Я запомнил фамилию визитера. Лурье. Борис Борисович Лурье.
– Вам поручили изготовление памятника Петру Фаддеевичу Солопову?.. – продолжал изумляться Берендеев.
– А что тут такого? – в свою очередь удивился я.
Ректор впервые посмотрел на меня с уважением.
От Берендеева я вышел через пять минут. Двойник Менделеева выбил у меня обещание приступить к работе незамедлительно. Триста тысяч рублей – цена бюста – устроила и меня и, надеюсь, устроит моих запойных ваятелей.
Я мог бы сказать самому себе, что памятник Солопову теперь подождет. Да, мог бы. Если бы готовый памятник уже не находился в лабораторной подсобке. Там он стоял с января. Я предусмотрительно утаил это от Берендеева. Скульпторы изготовили памятник ударными темпами за неделю. Но Борис Борисович Лурье более не появлялся. Так бывает. То ли его, отчасти скорбная, отчасти благородная, миссия закончилась на стадии выдачи мне аванса, то ли миляга Лурье утратил интерес к усопшему министру.

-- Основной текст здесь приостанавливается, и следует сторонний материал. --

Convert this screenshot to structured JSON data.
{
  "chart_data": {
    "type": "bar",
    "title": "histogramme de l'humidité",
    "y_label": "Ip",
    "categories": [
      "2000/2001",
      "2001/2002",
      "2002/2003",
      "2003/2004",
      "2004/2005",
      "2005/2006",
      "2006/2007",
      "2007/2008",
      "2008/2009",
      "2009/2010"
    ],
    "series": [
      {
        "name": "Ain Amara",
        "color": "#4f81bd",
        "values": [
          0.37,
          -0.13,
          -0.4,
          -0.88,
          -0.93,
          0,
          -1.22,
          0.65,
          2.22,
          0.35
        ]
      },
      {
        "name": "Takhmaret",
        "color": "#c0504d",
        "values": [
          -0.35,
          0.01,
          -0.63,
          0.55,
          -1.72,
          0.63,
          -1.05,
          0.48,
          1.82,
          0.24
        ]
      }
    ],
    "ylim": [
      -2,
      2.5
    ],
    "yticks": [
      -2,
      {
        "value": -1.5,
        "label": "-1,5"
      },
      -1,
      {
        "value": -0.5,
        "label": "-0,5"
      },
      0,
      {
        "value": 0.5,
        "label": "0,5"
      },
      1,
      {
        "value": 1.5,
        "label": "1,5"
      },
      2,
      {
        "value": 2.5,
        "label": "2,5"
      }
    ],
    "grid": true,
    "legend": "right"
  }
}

Вообще, я заметил, очень часто покойник занимает людские помыслы до той поры, пока свежа могила.
Глава 8
Мы сидели на кухне, у меня на Воздвиженке, потягивали водку и вели неспешную беседу.
– Суки вы оба, – веско сказал Петька. – И вы это сами хорошо знаете.
Петька выглядел куда лучше, чем утром: руки не дрожали, синяк был заштукатурен и почти не заметен.
– Чем языком попусту молоть, – миролюбиво ответствовал Мишка, – поделился бы с нами своими творческими планами. Нам страшно интересно!
– Знали бы вы, как стало трудно писать! – с жаром воскликнул Петька, не заметив Мишкиной иронии. – Меня предупредили издатели, что если я не буду принуждать своих героев беспрестанно совокупляться, они перестанут меня печатать. Черт знает, что такое!
– А я уверен, – заявил Мишка, – издатели правы. Читатель любит читать об этом самом деле.
– А я не уверен. О половых отношениях еще лорд Честерфилд сказал, что удовольствие это быстротечное, поза нелепая, а расход окаянный.
– Когда-то этот твой лорд Честерфилд в ажитации сморозил глупость, а ты превратил ее в афоризм, – глубокомысленно изрек Мишка.
– Вообще, в мире творится черт знает что! – продолжал Петька. – Пригласили меня тут в один дом. Дом богатый, на Рублевке.
– Там других не бывает. Там все богатые.
– Этот – особенно. Но я практически ничего этого не увидел.
– Как это?
– А так. Меня дальше кухни не пустили.
– Тебя, знаменитого писателя?!
– Они, как увидели, что я подкатываю к их дому на своем, как мне всегда казалось, роскошном «БМВ», изумились, как это кто-то смеет приближаться к ним на такой убогой иномарке.
– Единственная страна, – заметил Мишка, – где возможно такое дичайшее словообразование, – «иномарка», – это Россия. Скажи итальянец или американец «ауто страньери» или «форин кар», никто и не поймет, о чем речь.
– Они там, на Рублевке, оказывается, – сказал Петька, – ездят только на «Порше», «Бентли» и «Хаммерах». Видели бы вы, как они хохотали! Вот они и зарядили меня на кухню обедать с прислугой. Чтоб знал свое место. Хорошо еще, что не заставили чистить картошку и продувать макароны.
– Все закономерно. Во все времена выскочки только так себя и вели. А твою роскошную машину пора экстрадировать на Кубу: там любят ездить на всякой рухляди.
Петька пожал плечами.
– Это моя первая машина, я ей очень дорожу, и после восстановления она как новая. Я ее никому не отдам. Как сказал поэт, в России машина – это больше, чем машина. Это не машина, это символ. Сейчас, в минуту нежданной откровенности, я вам поведаю об одном печальном периоде своей жизни.